The first Post Office had been opened in the old village in 1879, prior to that one had to go to Great Ayton to post a letter, and for many years had been run by Mrs. Helm. This business however was transferred to the Parade office after having run concurrently until the mid-sixties.
The garage opposite the Parade was first opened in 1926 and many photographs of its transformation hung on the wall inside the front office.
The magnificent Church Hall of St. Mary’s in Morton Carr Lane was built in 1967 and inside the front porch are dedicating plaques to the Brunton family and Terence Medd. The Hall performs a wide variety of functions for parishioners including a day nursery and as a well attended base for the Nunthorpe Players.

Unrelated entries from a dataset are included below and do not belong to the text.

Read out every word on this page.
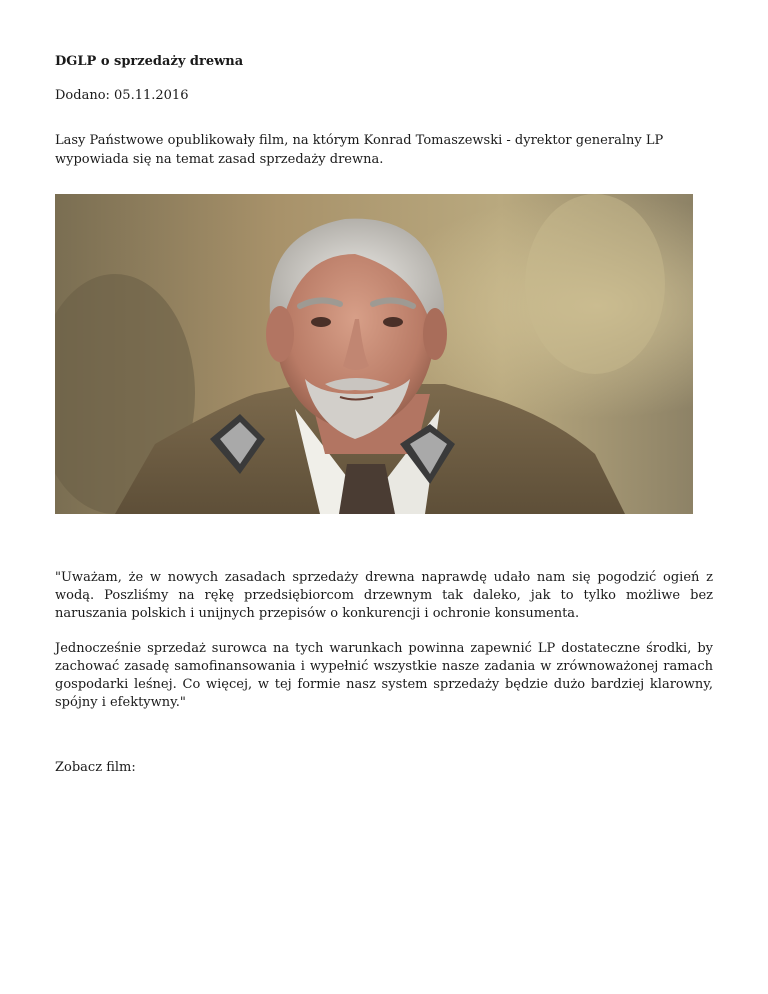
DGLP o sprzedaży drewna

Dodano: 05.11.2016

Lasy Państwowe opublikowały film, na którym Konrad Tomaszewski - dyrektor generalny LP wypowiada się na temat zasad sprzedaży drewna.

"Uważam, że w nowych zasadach sprzedaży drewna naprawdę udało nam się pogodzić ogień z wodą. Poszliśmy na rękę przedsiębiorcom drzewnym tak daleko, jak to tylko możliwe bez naruszania polskich i unijnych przepisów o konkurencji i ochronie konsumenta.

Jednocześnie sprzedaż surowca na tych warunkach powinna zapewnić LP dostateczne środki, by zachować zasadę samofinansowania i wypełnić wszystkie nasze zadania w zrównoważonej ramach gospodarki leśnej. Co więcej, w tej formie nasz system sprzedaży będzie dużo bardziej klarowny, spójny i efektywny."

Zobacz film:
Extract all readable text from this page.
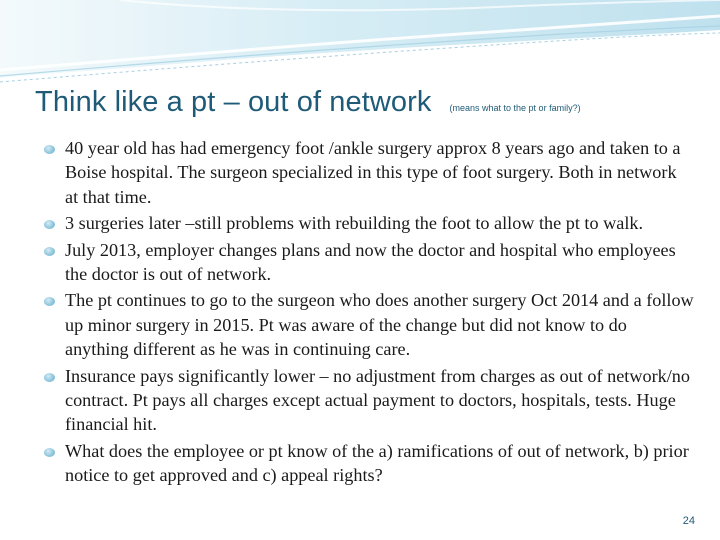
Think like a pt – out of network (means what to the pt or family?)
40 year old has had emergency foot /ankle surgery approx 8 years ago and taken to a Boise hospital. The surgeon specialized in this type of foot surgery. Both in network at that time.
3 surgeries later –still problems with rebuilding the foot to allow the pt to walk.
July 2013, employer changes plans and now the doctor and hospital who employees the doctor is out of network.
The pt continues to go to the surgeon who does another surgery Oct 2014 and a follow up minor surgery in 2015. Pt was aware of the change but did not know to do anything different as he was in continuing care.
Insurance pays significantly lower – no adjustment from charges as out of network/no contract. Pt pays all charges except actual payment to doctors, hospitals, tests. Huge financial hit.
What does the employee or pt know of the a) ramifications of out of network, b) prior notice to get approved and c) appeal rights?
24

No story of Nunthorpe would be complete without reference to “The Institute” in Connaught Road which had started life as an army hut in the First World War in what is now Stewart Park. Re-erected in Nunthorpe in 1920 it has over the years been used for every kind of communal activity and at one time formed the very hub of the village social life.
Isaac Wilson - Ironmaster
Director of the Stockton and Darlington Railway
Born in Kendal into a Quaker family in 1822
Bought Nunthorpe Hall in 1850.Died at Hall 1899.
Built first School in Nunthorpe.
Became Mayor of Middlesbrough .
Became Liberal MP 1878.
John George Swann - Ironmaster.
Born in Longbenton ,Newcastle on Tyne in 1839.
Built Upsall Hall.
Built Cargo Fleet Iron Works.
William Randolph Innes Hopkins – Ironmaster.
Director of Stockton and Darlington Railway
Born Scotland 1822
Mayor of Middlesbrough 1867 and 1869.
Built Grey Towers in 1865.
Bankrupted after the Tay Bridge disaster of 1879.
Sir Arthur Dorman - Co- founder of Dorman Long Steel Works.
Born Ashford Kent 1848
Lived in Grey Towers 1895 -1931.
Greatest influence on Nunthorpe of all Ironmasters.
Built new school near to Vicarage
Gave land and huge financial support for new St Mary’s Church.
Planned a new suburb near station to house his workforce.